Technical and Vocational Education Training (TVET) colleges should brace themselves for a wave of last minute, “walk-in” applications for places in January, the National Student Financial Aid Scheme (NSFAS) warned on Tuesday.

NSFAS estimated that about 200,000 prospective TVET college students were likely to attempt walk-in registration early in 2019 as almost nine out of 10 applications received so far for the 2019 academic year had come from students aiming for university, its administrator, Randall Carolissen, told members of parliament’s portfolio committee on higher education. Applications for funding close on November 30.

 “That is a big problem, and will place NSFAS on the back foot,” he said, alluding to the administrative challenges posed by such a high volume of last minute applications.

NSFAS disburses funding only after students register at a university or TVET college.

Higher education institutions discourage walk-ins because they pose safety and security problems. The mother of a prospective student was killed in  a stampede at the University of Johannesburg in 2012 as parents and aspirant students waited to make late applications.

Considerable challenges

Higher education and training minister Naledi Pandor placed NSFAS under administration in August, and appointed Carolissen administrator. He told MPs that he found an organisation in which there had been a complete collapse of governance and financial controls.

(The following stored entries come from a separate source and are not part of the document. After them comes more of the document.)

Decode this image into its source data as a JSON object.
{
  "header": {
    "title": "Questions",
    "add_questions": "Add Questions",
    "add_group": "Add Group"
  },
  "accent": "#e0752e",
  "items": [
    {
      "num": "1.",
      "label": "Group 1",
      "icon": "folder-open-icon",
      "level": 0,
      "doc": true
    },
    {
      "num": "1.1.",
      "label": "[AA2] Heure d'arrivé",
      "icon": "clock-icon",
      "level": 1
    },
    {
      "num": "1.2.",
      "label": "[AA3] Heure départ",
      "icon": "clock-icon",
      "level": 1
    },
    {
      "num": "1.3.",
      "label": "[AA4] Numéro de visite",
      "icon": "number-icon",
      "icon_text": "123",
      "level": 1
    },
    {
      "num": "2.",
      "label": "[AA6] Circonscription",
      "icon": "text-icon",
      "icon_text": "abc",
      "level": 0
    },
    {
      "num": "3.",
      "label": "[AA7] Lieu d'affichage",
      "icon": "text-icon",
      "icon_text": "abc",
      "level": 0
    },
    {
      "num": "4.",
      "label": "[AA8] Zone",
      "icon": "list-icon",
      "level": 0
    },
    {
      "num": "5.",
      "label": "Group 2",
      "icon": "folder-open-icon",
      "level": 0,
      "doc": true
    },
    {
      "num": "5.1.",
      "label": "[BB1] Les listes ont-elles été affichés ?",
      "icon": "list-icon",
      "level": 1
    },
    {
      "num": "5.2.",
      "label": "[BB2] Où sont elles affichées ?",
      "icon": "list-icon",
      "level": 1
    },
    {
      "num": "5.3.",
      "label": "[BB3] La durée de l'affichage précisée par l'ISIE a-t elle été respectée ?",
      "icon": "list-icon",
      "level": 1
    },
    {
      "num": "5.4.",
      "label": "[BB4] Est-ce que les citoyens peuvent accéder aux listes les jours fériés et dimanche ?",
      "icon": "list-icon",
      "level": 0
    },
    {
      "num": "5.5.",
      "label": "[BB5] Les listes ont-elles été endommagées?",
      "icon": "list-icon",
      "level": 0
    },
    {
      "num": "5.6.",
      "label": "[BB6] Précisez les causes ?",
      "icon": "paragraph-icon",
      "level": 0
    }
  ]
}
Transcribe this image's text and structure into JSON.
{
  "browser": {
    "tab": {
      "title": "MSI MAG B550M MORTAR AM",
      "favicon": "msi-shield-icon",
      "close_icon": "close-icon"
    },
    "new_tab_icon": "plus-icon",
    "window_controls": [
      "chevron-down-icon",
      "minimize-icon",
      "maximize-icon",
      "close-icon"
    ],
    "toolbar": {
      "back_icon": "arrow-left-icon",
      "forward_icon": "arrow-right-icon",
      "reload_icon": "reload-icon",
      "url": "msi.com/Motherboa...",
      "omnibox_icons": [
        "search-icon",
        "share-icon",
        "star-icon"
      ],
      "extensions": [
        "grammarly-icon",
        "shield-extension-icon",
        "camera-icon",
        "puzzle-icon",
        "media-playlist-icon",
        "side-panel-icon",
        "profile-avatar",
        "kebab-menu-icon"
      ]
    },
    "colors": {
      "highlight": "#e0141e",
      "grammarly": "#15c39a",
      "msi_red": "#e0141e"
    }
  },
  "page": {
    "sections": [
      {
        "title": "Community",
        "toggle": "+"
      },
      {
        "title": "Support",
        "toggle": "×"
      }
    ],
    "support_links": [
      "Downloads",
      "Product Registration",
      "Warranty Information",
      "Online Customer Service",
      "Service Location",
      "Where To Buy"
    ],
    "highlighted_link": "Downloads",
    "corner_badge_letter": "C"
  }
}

While NSFAS still faced considerable challenges, there had been marked improvements since August, he told MPs. These included a more stable IT system and better communication and data exchange with higher education institutions.

“The system has been running for 51 days without failing. It previously crashed virtually every night,” he said.

NSFAS had also improved its turnaround time for screening  and assessing funding applications from prospective students, and had evaluated 95% of the applications it received for 2019, he said.

NSFAS was taking steps to reduce the risk of money being paid out in error, and planned to cut out middlemen in disbursing funding to students, he said.

Many higher education institutions turned to third parties to help disburse funds provided by NSFAS, but Carolissen said he was concerned about the legality of this and was seeking legal advice.

“You cannot outsource your mandate. You cannot have a disbursement process being subject to commercial exploitation,” he said.

The issue came to the fore last year when a Walter Sisulu University student made headlines after R14m was deposited in her bank account instead of her monthly allowance of R1,400. The university had used a service provider called Intellimali.

“Most universities have effective disbursement systems. But the TVET’s don’t. We need to clean that up,” Carolissen said.